Mishegoss – Jews and the Olympics

Share

1936 — Basketball in Berlin

While the 1936 Summer Olympics conjure up stories of Jesse Owens triumphing in the face of Germany’s push for Aryan superiority, there are other stories to tell. As Jews were not permitted to compete for Germany, many Jews from other countries chose to boycott the Olympic Games. During the Games, nine Jews earned medals, including one American — Sam Balter.

The year 1936 was the first time basketball became a medaling event and the United States had planned to field a team. If you played basketball after college, you probably played for a YMCA or business club team. To determine who would go to the Olympics, a national qualifying tournament was created, which has evolved into what we now know as NCAA March Madness.

The final game of the qualifying tournament took place at Madison Square Garden, with members from both the top teams forming the Olympic team. While the Long Island Blackbirds were the odds-on favorite to win the tournament after a stellar 25-0 season, the team, which consisted of five Jews, decided to boycott the Games.

1936 USA Olympic basketball team

The two team finalists were the Universal Pictures Universals and the McPherson Globe Refiners. At Universal, Carl Laemmle hired a number of former UCLA players as grips and stagehands who could also play basketball as a traveling marketing team to promote the studio’s slate of films. In McPherson County, Kansas, the Globe Refiners were created as a marketing campaign to promote the company’s growing gasoline business. With a one-point victory, Universal earned the right to fill half of the Olympic roster. McPherson supplied six players, and one college player was selected from Washington to complete the roster. As the team prepared for the Olympics, the players were told that they would lose their jobs if they went to the Games. The players took the risk, and without their companies’ support, they had to raise their own funds to get to Germany.

As the U.S. players arrived in Berlin, they learned that their games would be played outdoors at the tennis plaza on courts made of sand, silt and clay. The Americans reached the finals after Spain withdrew due to that country’s civil war. After that, Team USA easily defeated Estonia, the Philippines and Mexico.

The final game versus Canada was scheduled after a day of rain, making the court a muddy mess. The poor conditions made dribbling and running the court a challenge, and the score reflected it. After the United States took a 15-4 halftime lead, the rain intensified, and a mere eight points were collectively scored in the entire second half. The United States emerged with a 19-8 victory, and Dr. James Naismith, who invented the sport nearly 45 years earlier, was honored as he presented the Americans with their gold medals.

Sam Balter, averaging 8.5 points over the four games leading to the gold medal, was the only Jewish-American athlete to win gold at the 1936 Olympics. Balter, a UCLA All-American in 1929, later became “the voice of the Bruins” as the play-by-play announcer for football and basketball broadcasts. Balter, who was a member of the Southern California Sports Broadcasters Hall of Fame, UCLA Athletic Hall of Fame and International Jewish Sports Hall of Fame died at 88 in 1998.

Indian Clubs

Los Angeles was the site of the second and last Indian Clubs medal competition in the Olympic Games. Two local Los Angeles Athletic Club members, George Roth and Philip Erenberg were selected to compete. In all, only two nations competed in the Games, with a grand total of just four competitors (three from the United States, one from Mexico). The sport is considered a gymnastic event that combines weightlifting, agility and style.

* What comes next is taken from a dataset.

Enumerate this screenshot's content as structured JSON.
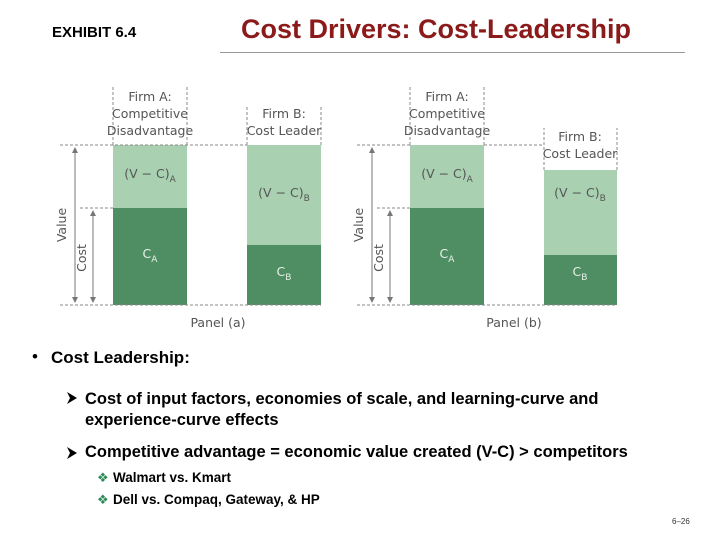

Roth described the sport in the book, “Tales of Gold,” thusly: “Indian clubs look a little like bowling pins, but they are skinny and have long necks with a small, round knob at the top end. What you do is twirl them around your body — in front, in back, and on the sides — without letting them touch each other or yourself.  The routines lasted for four minutes, and you couldn’t stop or hesitate or repeat any pattern that you already had done.”

Roth garnered the gold medal with a score of 26.9 out of a possible 30, narrowly beating the Jewish American, Erenberg, who scored a 26.7. During the games, Erenberg was attending medical school at the University of California, Irvine, and after graduating in 1934, he went on to have a 50-year career in medicine. 

Claire Weinstein: The Next Swimming Star

Mark Spitz, Michael Phelps, Dana Torres, Jason Lezak, Lenny Krayzelburg and Scott Goldblatt are just a few of the amazing Jewish swimmers who have won gold medals at the Olympics. Is 17-year-old Claire Weinstein the next great Jewish swimmer to add to this list? 

Presently, Katie Ledecky is regarded as the greatest female swimmer of all time. Ledecky shocked the world with her first gold medal at the 2012 London Olympic Games at the age of 15. She went on to win more medals at the 2016 and 2020 Olympics. While Ledecky is a practicing Catholic, her grandmother was Jewish and a source of her inspiration. 

In June, Weinstein, then 16, stunned everyone by besting Ledecky at the U.S. Swimming Championships in Indianapolis. Ledecky had not been beaten by an American in the 200-meter freestyle in more than nine years! We will be watching to see if Paris is where Weinstein achieves international glory.